寻思着,若是这样回去,必会让天河他们担心,慕容紫英便和玄霄商量,在此多住两日。
月上中天,夜如巨大的黑色帷幕笼罩大地。
睡梦间,突然被一声犀利剑鸣惊醒,吃力的撑坐起身,借助银白的月光,四处望去,发现玄霄竟不知去处。
剑鸣再起,慕容紫英皱眉,不会错,那是昨日,出自铸剑炉,玄霄所炼之剑。
为铸此剑,玄霄不惜用自身精血,以命相陪。
只是,慕容紫英如何都想不通,玄霄这样的人,为何会因一把剑而如此执着,倘若当真,他又为何会在剑成出炉之际,让自己滴血认主。

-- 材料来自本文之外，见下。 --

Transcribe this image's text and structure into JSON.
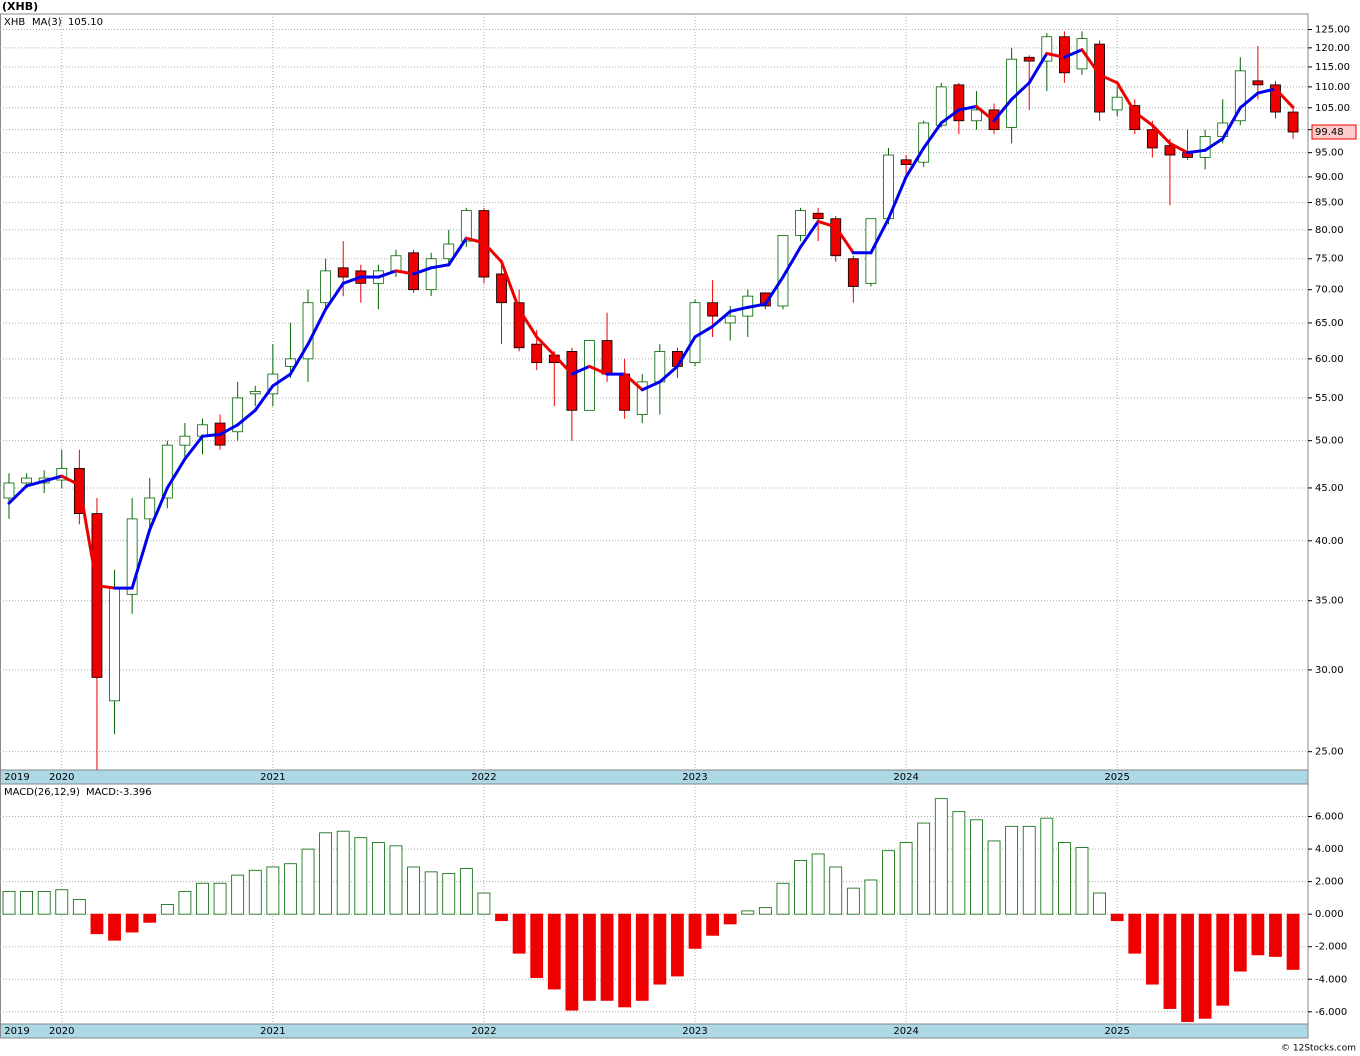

纳闷间,余光瞟到一袭白影,抬头望去,正是尚在怒火之中的玄霄大步归来。
“你去哪里了?”大半夜出去,明显还气得不轻。
“你醒了正好,跟我去收了那把剑!”气冲冲的走过来,不由分说的横抱起慕容紫英,凛冽的寒气在眼底翻腾,“吵死了,那个没用的东西!”
“你要带我去哪?”被玄霄这样抱在怀里,慕容紫英顿时两颊通红,什么都听不进去,挣扎着想要下来。
“去收了那把剑!”对那点不疼不痒的挣扎完全视而不见,玄霄黑着脸,快步走出房间,慕容紫英这才发现,原来之前在石殿里,看到左边的另一个石门,就是通向他此刻所在的卧房。
挣扎未果,慕容紫英终于认清现实,本来就我行我素惯了的玄霄,生气时候更是没什么道理可讲,所幸任由他抱着,无奈之中只能破罐子破摔的安慰自己,反正没外人看到,算了,算了……
不知道什么时候,玄霄在他心中,已被划分到“内人”的一边了。
深夜里,通往铸剑石室的楼梯间,长明灯比白天时候显得明亮许多,眼见两人站定之处,慕容紫英脸色一黯,抬头问道:“带我来这做什么?”
此地,正是玄霄曾经的毙命之所,龙葵以身殉剑的石室。
昨日的阴影尚未散去,对慕容紫英来说,这里依旧残留着死亡与悲哀的绝望气息。
凄厉的剑鸣声起,代替了玄霄的回答。
循声望去,莹莹幽光,半插入地面,随着两人的不断靠近,光芒时强时弱,看得慕容紫英大惊,这剑——莫不是已孕育出剑灵了!
指着光芒变化越发明显的剑身,慕容紫英又惊又喜,“天生剑灵,就算是师公都不曾炼出如此神器,你……你究竟是怎样做到的?”
兵刃利器经历过漫长的岁月,能够孕育出自己的意识,再经历无数磨练,才能修炼成“灵”。
或者像魔剑那样,在铸炼时,殉剑的灵魂情感过于强烈,无法消散,附着其上,也可称为“灵”。
刚一出炉便生“灵”,属神兵,就算是仙家,都难以求得的珍宝。